I want to qualify everything I have said by stating I am not an EE, but I've been involved with audio(hi & mid) for more than 30 years, so I don't get involved with formulas and such.

Jim Robinson

Jwrobinson, I like your dB headroom spec. Naim is one of the few companies who has listed dB headroom. It was at least 6 dB and probably much more.
Dynamic, instantaneous current delivery can maker a 30 wpc amp like Naim sound much more powerful. I also think it contributes to a power amp presenting more detail.
Jwrobinson, "stiff" was ment to be a word NOT what you were reffering to in the 70's.

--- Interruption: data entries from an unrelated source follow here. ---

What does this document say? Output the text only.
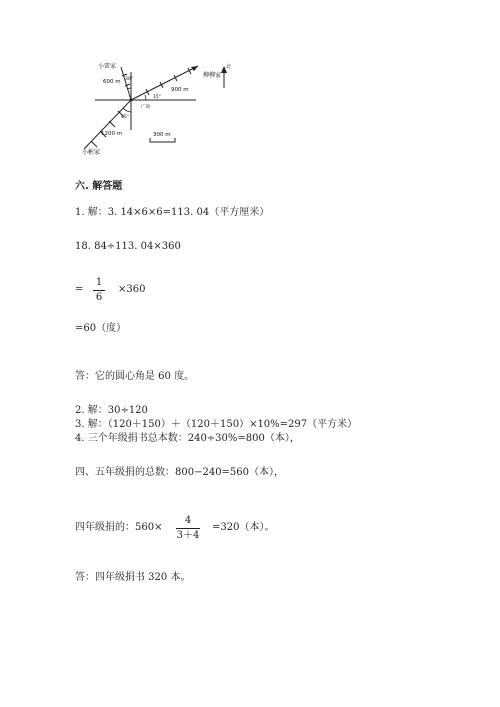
小雷家
柳柳家
小彬家
广场
北
600 m
900 m
1200 m	300 m
30°
15°
45°
六. 解答题
1. 解：3. 14×6×6=113. 04（平方厘米）
18. 84÷113. 04×360
=
1
6
×360
=60（度）
答：它的圆心角是 60 度。
2. 解：30÷120
3. 解：（120＋150）＋（120＋150）×10%=297（平方米）
4. 三个年级捐书总本数：240÷30%=800（本），
四、五年级捐的总数：800−240=560（本），
四年级捐的：560×
4
3＋4
=320（本）。
答：四年级捐书 320 本。
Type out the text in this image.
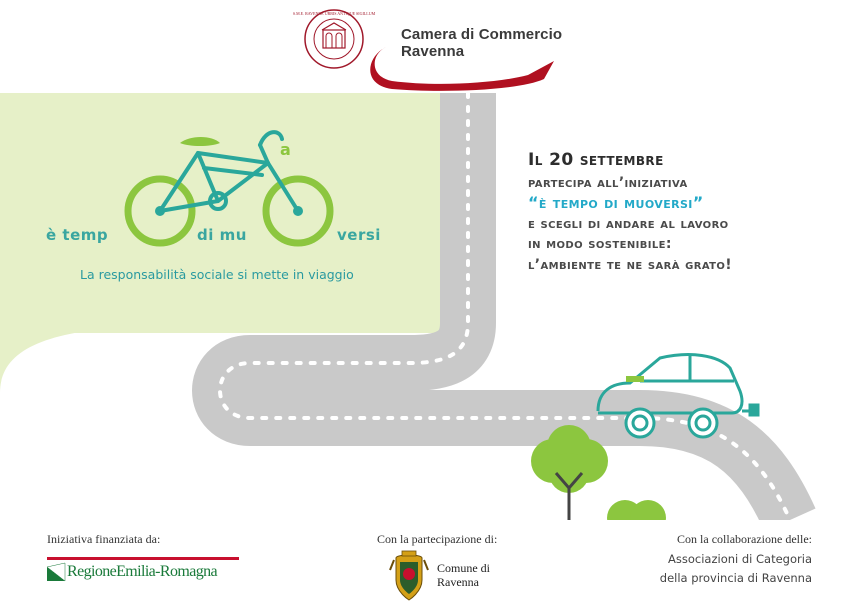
S.M.E. RAVENNE URBIS ANTIQUE SIGILLUM
Camera di Commercio
Ravenna
a
è temp	di mu	versi
La responsabilità sociale si mette in viaggio
Il 20 settembre
partecipa all’iniziativa
“è tempo di muoversi”
e scegli di andare al lavoro
in modo sostenibile:
l’ambiente te ne sarà grato!
Iniziativa finanziata da:
RegioneEmilia-Romagna
Con la partecipazione di:
Comune di
Ravenna
Con la collaborazione delle:
Associazioni di Categoria
della provincia di Ravenna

What I was meaning was that the power supplies in cheaper gear were not "big" enough or will "droop" when a tough load is driven causing the amp to clip.
There's obviously a lot more that goes on than this, because the Sony won't sound as good as the ______ even when neither amp is being called upon to deliver anything above a few watts max, probably less than 1 watt average for normal moderate volume listening with most non-exotic speakers. Differences in amplifiers' music reproduction capabilities don't just make themselves known around only the clipping point.